Bon chic, bon genre (good style, good class); /fr/) is an expression used in France to refer to a subculture of stylish members of the Parisian upper class. They are typically well-educated, well-connected, and descended from "old money" families, preferably with some aristocratic ancestry. The style combines certain fashionable tastes with the appearance of social respectability. The expression is sometimes shortened to BCBG (the fashion company BCBG Max Azria was named in reference to the subculture).

Parallels are often seen between this subculture and similar upper-class social groups in the United States ("preppy") and the United Kingdom ("Sloane Rangers"). As with those groups, the BCBG subculture drew mainstream attention during the 1980s. Thierry Mantoux published a handbook for BCBG style (BCBG – Le guide du bon chic bon genre) in 1985. It was a French equivalent to The Official Preppy Handbook and The Sloane Ranger Handbook, both published earlier in the decade.

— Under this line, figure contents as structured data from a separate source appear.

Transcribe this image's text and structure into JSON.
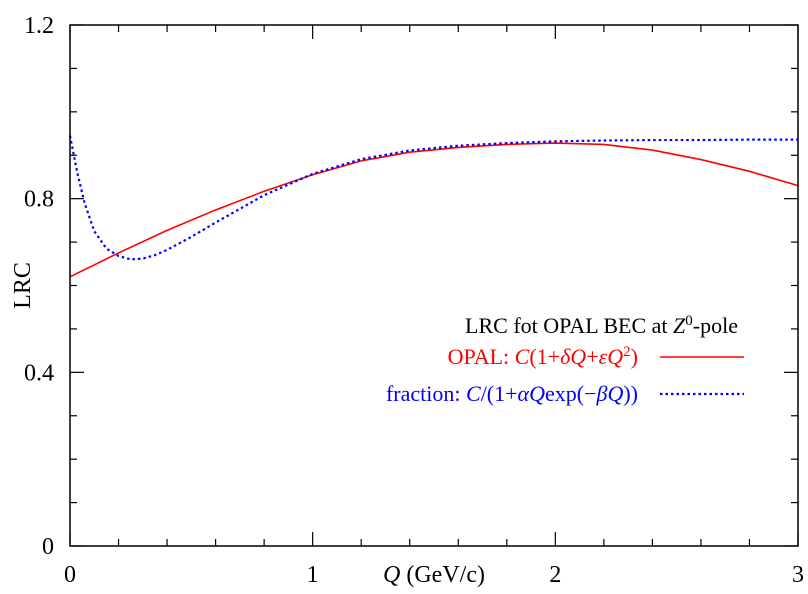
{
  "chart_data": {
    "type": "line",
    "title": "",
    "xlabel_var": "Q",
    "xlabel_unit": "(GeV/c)",
    "ylabel": "LRC",
    "xlim": [
      0,
      3
    ],
    "ylim": [
      0,
      1.2
    ],
    "x_ticks": [
      "0",
      "1",
      "2",
      "3"
    ],
    "y_ticks": [
      "0",
      "0.4",
      "0.8",
      "1.2"
    ],
    "grid": false,
    "legend": {
      "position": "right",
      "heading_prefix": "LRC fot OPAL BEC at ",
      "heading_var": "Z",
      "heading_sup": "0",
      "heading_suffix": "-pole"
    },
    "series": [
      {
        "label_prefix": "OPAL: ",
        "formula": [
          {
            "t": "C",
            "i": true
          },
          {
            "t": "(1+"
          },
          {
            "t": "δQ",
            "i": true
          },
          {
            "t": "+"
          },
          {
            "t": "εQ",
            "i": true
          },
          {
            "t": "2",
            "sup": true
          },
          {
            "t": ")"
          }
        ],
        "color": "#ff0000",
        "dash": "solid",
        "x": [
          0,
          0.2,
          0.4,
          0.6,
          0.8,
          1.0,
          1.2,
          1.4,
          1.6,
          1.8,
          2.0,
          2.2,
          2.4,
          2.6,
          2.8,
          3.0
        ],
        "y": [
          0.62,
          0.675,
          0.727,
          0.774,
          0.817,
          0.855,
          0.887,
          0.907,
          0.918,
          0.925,
          0.928,
          0.925,
          0.912,
          0.89,
          0.863,
          0.83
        ]
      },
      {
        "label_prefix": "fraction: ",
        "formula": [
          {
            "t": "C",
            "i": true
          },
          {
            "t": "/(1+"
          },
          {
            "t": "αQ",
            "i": true
          },
          {
            "t": "exp(−"
          },
          {
            "t": "βQ",
            "i": true
          },
          {
            "t": "))"
          }
        ],
        "color": "#0000ff",
        "dash": "dotted",
        "x": [
          0,
          0.03,
          0.06,
          0.1,
          0.15,
          0.2,
          0.25,
          0.3,
          0.35,
          0.4,
          0.5,
          0.6,
          0.8,
          1.0,
          1.2,
          1.4,
          1.6,
          1.8,
          2.0,
          2.2,
          2.4,
          2.6,
          2.8,
          3.0
        ],
        "y": [
          0.945,
          0.86,
          0.79,
          0.725,
          0.685,
          0.668,
          0.66,
          0.662,
          0.67,
          0.682,
          0.712,
          0.745,
          0.808,
          0.857,
          0.891,
          0.911,
          0.922,
          0.928,
          0.932,
          0.934,
          0.935,
          0.935,
          0.936,
          0.936
        ]
      }
    ]
  }
}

The BCBG social group is associated with certain residential areas in Paris and Versailles. It is often identified with the 'NAP' area formed by the triangle between Neuilly-Auteuil-Passy, from the 16th arrondissement to the Bois de Boulogne, as well as the 6th arrondissement closer to the centre of Paris. It is associated with the 7th and 8th arrondissements for shopping.

The BCBG subculture is not to be confused with the French socio-economic group known as 'bobo' (a portmanteau of bourgeois and bohemian).

==Fashion==
The BCBG style tends toward the conservative and classic, to "de-emphasize 'sexiness' and 'flashy' signs of wealth", and it is influenced by British and American fashion. Some brands trendy with the BCBG group include Gucci, Max Mara, Le Bon Marché and Chanel.

Examples of the BCBG style are seen in Clive James's first Postcard from... television series, when he visits Paris during the "Postcard from Paris" episode (1989). While he is sitting in a cafe, people demonstrating 'good BCBG' are pointed out to him.